Shares of Nu Skin Drop on Allegations

A report in the Chinese newspaper People’s Daily on Wednesday questioned the direct seller’s recruiting and selling practices.

There’s more trouble brewing in China for beauty.

This story first appeared in the January 17, 2014 issue of WWD.  Subscribe Today.

Nu Skin Enterprises Inc.’s shares dropped more than 41 percent at one point on Thursday following a report in the Chinese newspaper People’s Daily on Wednesday that questioned the direct seller’s recruiting and selling practices.
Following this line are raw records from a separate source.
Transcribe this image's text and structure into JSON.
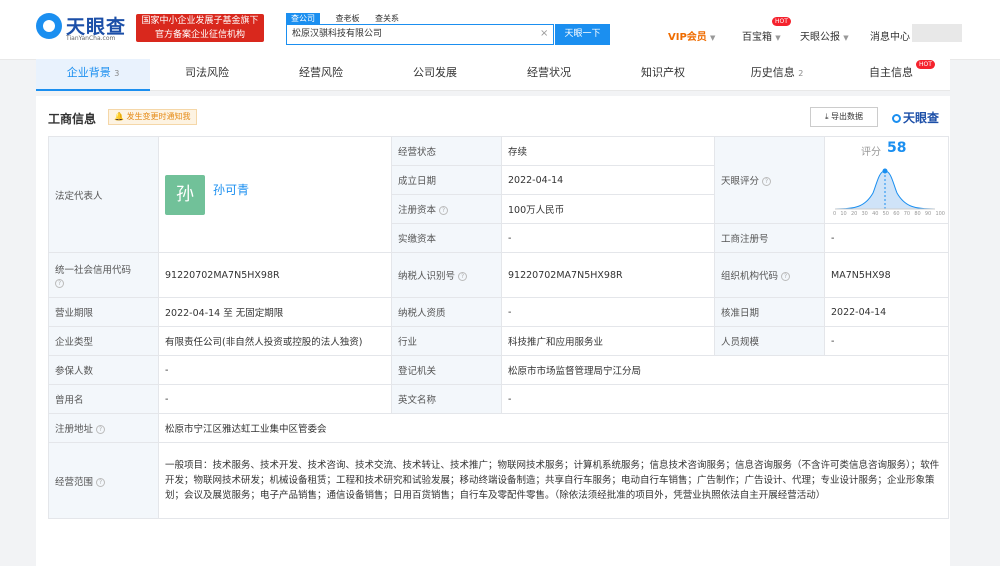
{
  "header": {
    "logo_name": "天眼查",
    "logo_sub": "TianYanCha.com",
    "badge_line1": "国家中小企业发展子基金旗下",
    "badge_line2": "官方备案企业征信机构",
    "search_tabs": [
      "查公司",
      "查老板",
      "查关系"
    ],
    "search_value": "松原汉骐科技有限公司",
    "search_button": "天眼一下",
    "vip": "VIP会员",
    "baibaoxiang": "百宝箱",
    "gongbao": "天眼公报",
    "messages": "消息中心",
    "hot": "HOT"
  },
  "tabs": [
    {
      "label": "企业背景",
      "count": "3"
    },
    {
      "label": "司法风险",
      "count": ""
    },
    {
      "label": "经营风险",
      "count": ""
    },
    {
      "label": "公司发展",
      "count": ""
    },
    {
      "label": "经营状况",
      "count": ""
    },
    {
      "label": "知识产权",
      "count": ""
    },
    {
      "label": "历史信息",
      "count": "2"
    },
    {
      "label": "自主信息",
      "count": ""
    }
  ],
  "section": {
    "title": "工商信息",
    "notify": "发生变更时通知我",
    "export": "导出数据",
    "brand": "天眼查"
  },
  "info": {
    "legal_rep_label": "法定代表人",
    "legal_rep_avatar": "孙",
    "legal_rep_name": "孙可青",
    "status_label": "经营状态",
    "status": "存续",
    "est_label": "成立日期",
    "est": "2022-04-14",
    "capital_label": "注册资本",
    "capital": "100万人民币",
    "paid_label": "实缴资本",
    "paid": "-",
    "score_label": "天眼评分",
    "score_title": "评分",
    "score": "58",
    "score_ticks": [
      "0",
      "10",
      "20",
      "30",
      "40",
      "50",
      "60",
      "70",
      "80",
      "90",
      "100"
    ],
    "reg_no_label": "工商注册号",
    "reg_no": "-",
    "credit_label": "统一社会信用代码",
    "credit": "91220702MA7N5HX98R",
    "taxid_label": "纳税人识别号",
    "taxid": "91220702MA7N5HX98R",
    "orgcode_label": "组织机构代码",
    "orgcode": "MA7N5HX98",
    "term_label": "营业期限",
    "term": "2022-04-14  至 无固定期限",
    "taxq_label": "纳税人资质",
    "taxq": "-",
    "approve_label": "核准日期",
    "approve": "2022-04-14",
    "type_label": "企业类型",
    "type": "有限责任公司(非自然人投资或控股的法人独资)",
    "industry_label": "行业",
    "industry": "科技推广和应用服务业",
    "staff_label": "人员规模",
    "staff": "-",
    "insured_label": "参保人数",
    "insured": "-",
    "authority_label": "登记机关",
    "authority": "松原市市场监督管理局宁江分局",
    "former_label": "曾用名",
    "former": "-",
    "english_label": "英文名称",
    "english": "-",
    "address_label": "注册地址",
    "address": "松原市宁江区雅达虹工业集中区管委会",
    "scope_label": "经营范围",
    "scope": "一般项目：技术服务、技术开发、技术咨询、技术交流、技术转让、技术推广；物联网技术服务；计算机系统服务；信息技术咨询服务；信息咨询服务（不含许可类信息咨询服务）；软件开发；物联网技术研发；机械设备租赁；工程和技术研究和试验发展；移动终端设备制造；共享自行车服务；电动自行车销售；广告制作；广告设计、代理；专业设计服务；企业形象策划；会议及展览服务；电子产品销售；通信设备销售；日用百货销售；自行车及零配件零售。（除依法须经批准的项目外，凭营业执照依法自主开展经营活动）"
  }
}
Shares closed at $84.80, down 26.4 percent, on Thursday on the New York Stock Exchange.

The company immediately fired back at the newspaper report stating the article “contains inaccuracies and exaggerations” and that reporters did not attempt to verify any information with Nu Skin.

On Thursday, Nu Skin said it was aware that Chinese regulators have initiated investigations to review issues raised in the article, and that the company will “communicate openly with regulators.” The company also said that it has launched its own “province-by-province business review.” Nu Skin stated, “Given the substantial growth in our China sales force over the last year, we are also taking additional steps to reinforce our training and education efforts. As we work through this evolving situation and remain focused on long-term growth, there will likely be a negative impact on China revenue, but it is too early to know whether our previous guidance will be affected.”
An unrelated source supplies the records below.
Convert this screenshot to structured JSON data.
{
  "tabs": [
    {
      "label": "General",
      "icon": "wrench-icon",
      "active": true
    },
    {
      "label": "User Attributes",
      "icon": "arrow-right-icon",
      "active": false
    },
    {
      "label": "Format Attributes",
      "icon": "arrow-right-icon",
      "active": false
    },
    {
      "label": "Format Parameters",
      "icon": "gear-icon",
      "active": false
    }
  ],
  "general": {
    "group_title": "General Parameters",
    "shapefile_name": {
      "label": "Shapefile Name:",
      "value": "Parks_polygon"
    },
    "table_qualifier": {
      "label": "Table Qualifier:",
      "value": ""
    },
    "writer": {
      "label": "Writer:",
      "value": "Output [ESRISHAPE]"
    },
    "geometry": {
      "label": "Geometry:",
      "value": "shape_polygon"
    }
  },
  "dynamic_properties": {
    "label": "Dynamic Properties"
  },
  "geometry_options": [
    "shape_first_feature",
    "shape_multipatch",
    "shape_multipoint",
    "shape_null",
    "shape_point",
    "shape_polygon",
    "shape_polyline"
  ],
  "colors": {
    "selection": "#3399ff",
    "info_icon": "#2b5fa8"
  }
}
Nu Skin’s business in China has been growing at a rapid clip. Stifel reported that in 2012, Greater China accounted for 26 percent of Nu Skin’s total sales, which amounted to $2.17 billion that year, and Mainland China accounted for 12 percent of sales. For 2013, Stifel has forecasted that Greater China accounted 44 percent of sales, or an estimated $954.8 million, and Mainland China accounted for 32 percent, or roughly $694.4 million, and the financial firm had expected those numbers to grow steadily this year.

ConsumerEdge Research analyst Javier Escalante said the allegations — whether credible or not — are a reminder of the challenges of direct selling. Escalante said, “The inherent risk of the direct-selling business model is the difficulty to control the selling practices of [sales representatives],” and ensuring they adhere to both the company practices and country regulations.

China — which at one point banned direct selling — “has always been uncomfortable with the direct-selling business model,” he added.

The allegations have left many financial observers, who were once incredibly keen on Nu Skin, feeling uncertain about the company’s prospects. “It’s a total mess,” said a source familiar with the company, adding that clarity on the scope and size of the allegations are needed before the stock can rebound.

After hosting meetings with Nu Skin in Singapore and Hong Kong, including with chief financial officer Ritch Wood, Deutsche Bank analyst Bill Schmitz wrote in a research note on Thursday, “Management has assured us its model is clean and noncompliant distributors will be dealt with accordingly, in cooperation with the government.”